Доктор ухитрился схватить одну из сбежавших обезьянок, но Джером быстро подошел к оставшимся клеткам и открыл их. Животные вырвались на свободу. Уэллес, держа вырывающуюся обезьянку, потянулся за шприцем. Джером подбежал к нему.
— Оставь ее! — кричал он.
Уэллес ввел иглу в тело обезьянки, но прежде, чем он успел нажать на поршень, Джером схватил его за запястье. Шприц выплеснул яд в воздух, потом упал на пол. За ним последовала освободившаяся обезьянка.

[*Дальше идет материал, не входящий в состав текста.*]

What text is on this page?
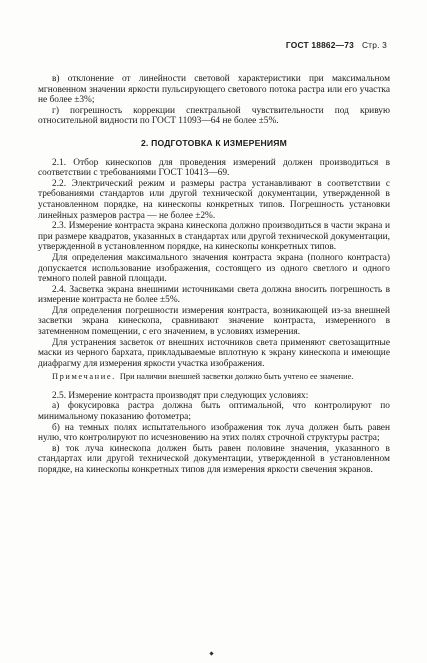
ГОСТ 18862—73 Стр. 3

в) отклонение от линейности световой характеристики при максимальном мгновенном значении яркости пульсирующего светового потока растра или его участка не более ±3%;

г) погрешность коррекции спектральной чувствительности под кривую относительной видности по ГОСТ 11093—64 не более ±5%.

2. ПОДГОТОВКА К ИЗМЕРЕНИЯМ

2.1. Отбор кинескопов для проведения измерений должен производиться в соответствии с требованиями ГОСТ 10413—69.

2.2. Электрический режим и размеры растра устанавливают в соответствии с требованиями стандартов или другой технической документации, утвержденной в установленном порядке, на кинескопы конкретных типов. Погрешность установки линейных размеров растра — не более ±2%.

2.3. Измерение контраста экрана кинескопа должно производиться в части экрана и при размере квадратов, указанных в стандартах или другой технической документации, утвержденной в установленном порядке, на кинескопы конкретных типов.

Для определения максимального значения контраста экрана (полного контраста) допускается использование изображения, состоящего из одного светлого и одного темного полей равной площади.

2.4. Засветка экрана внешними источниками света должна вносить погрешность в измерение контраста не более ±5%.

Для определения погрешности измерения контраста, возникающей из-за внешней засветки экрана кинескопа, сравнивают значение контраста, измеренного в затемненном помещении, с его значением, в условиях измерения.

Для устранения засветок от внешних источников света применяют светозащитные маски из черного бархата, прикладываемые вплотную к экрану кинескопа и имеющие диафрагму для измерения яркости участка изображения.

Примечание. При наличии внешней засветки должно быть учтено ее значение.

2.5. Измерение контраста производят при следующих условиях:

а) фокусировка растра должна быть оптимальной, что контролируют по минимальному показанию фотометра;

б) на темных полях испытательного изображения ток луча должен быть равен нулю, что контролируют по исчезновению на этих полях строчной структуры растра;

в) ток луча кинескопа должен быть равен половине значения, указанного в стандартах или другой технической документации, утвержденной в установленном порядке, на кинескопы конкретных типов для измерения яркости свечения экранов.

Джером еще ближе подошел к Уэллесу.
— Я же сказал тебе, оставь ее, — повторил он.
В ответ Уэллес ударил Джерома кулаком в раненый бок. У того из глаз от боли потекли слезы, но доктора он не выпустил. Боль не могла заставить Джерома оторваться от яркого сердца, бьющегося так близко. Он хотел запалить Уэллеса, точно факел, хотел, чтобы плоть творца и творения слились в одном очищающем пламени.

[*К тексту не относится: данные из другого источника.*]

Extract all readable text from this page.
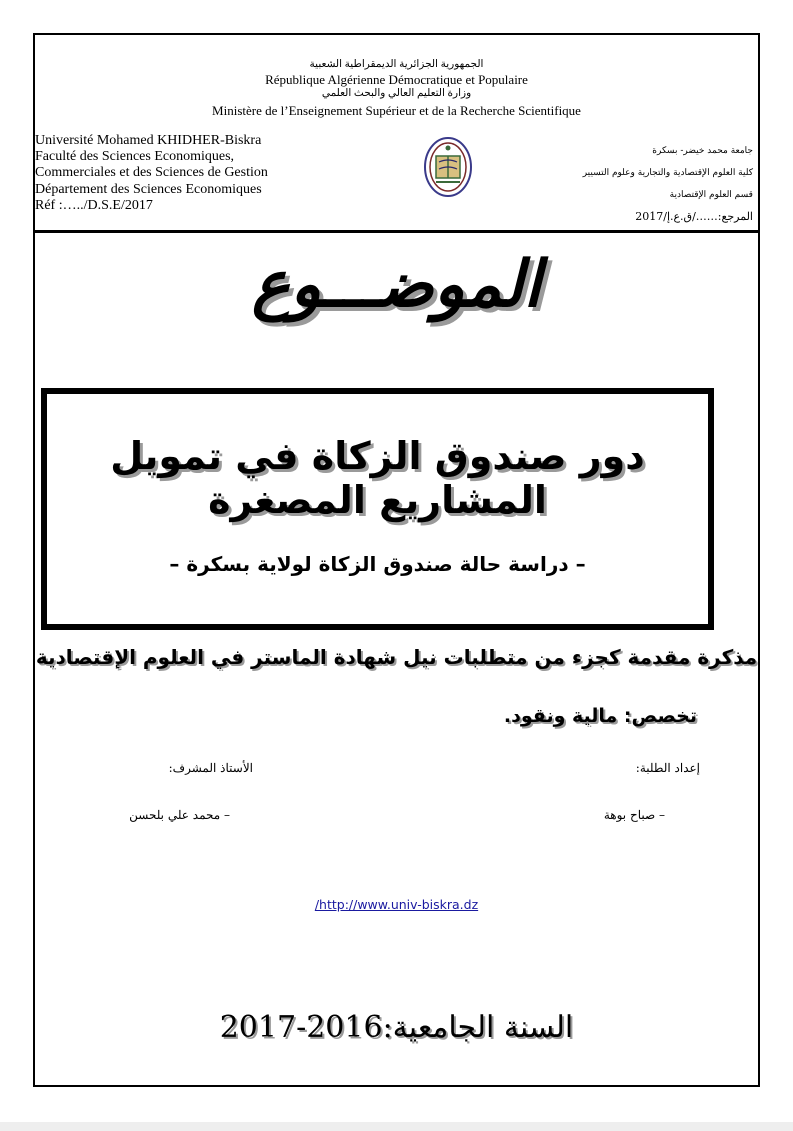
الجمهورية الجزائرية الديمقراطية الشعبية
République Algérienne Démocratique et Populaire
وزارة التعليم العالي والبحث العلمي
Ministère de l’Enseignement Supérieur et de la Recherche Scientifique
Université Mohamed KHIDHER-Biskra
Faculté des Sciences Economiques,
Commerciales et des Sciences de Gestion
Département des Sciences Economiques
Réf :…../D.S.E/2017
جامعة محمد خيضر- بسكرة
كلية العلوم الإقتصادية والتجارية وعلوم التسيير
قسم العلوم الإقتصادية
المرجع:……/ق.ع.إ/2017
الموضـــوع
دور صندوق الزكاة في تمويل المشاريع المصغرة
– دراسة حالة صندوق الزكاة لولاية بسكرة –
مذكرة مقدمة كجزء من متطلبات نيل شهادة الماستر في العلوم الإقتصادية
تخصص: مالية ونقود.
إعداد الطلبة:
الأستاذ المشرف:
– صباح بوهة
– محمد علي بلحسن
/http://www.univ-biskra.dz
السنة الجامعية:2016-2017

Но плоть его была всего лишь плотью, кость — костью. Какие бы чудеса он ни видел — это его личное откровение, и он не успеет рассказать другим ни о своих радостях, ни о печалях. То, что он узнал, умрет вместе с ним, чтобы возродиться в ближайшем будущем И вновь умрет, и вновь родится. Как история любви, о которой пело радио: любви потерянной, обретенной и вновь потерянной. Джером глядел на Уэллеса в новом озарении. Он все еще слышал, как бьется перепуганное сердце ученого. Доктор ошибся. Если Джером оставит его в живых, Уэллес, возможно, поймет свою ошибку. Они — не провозвестники эры вечного блаженства. Это лишь грезы, и грезили они оба.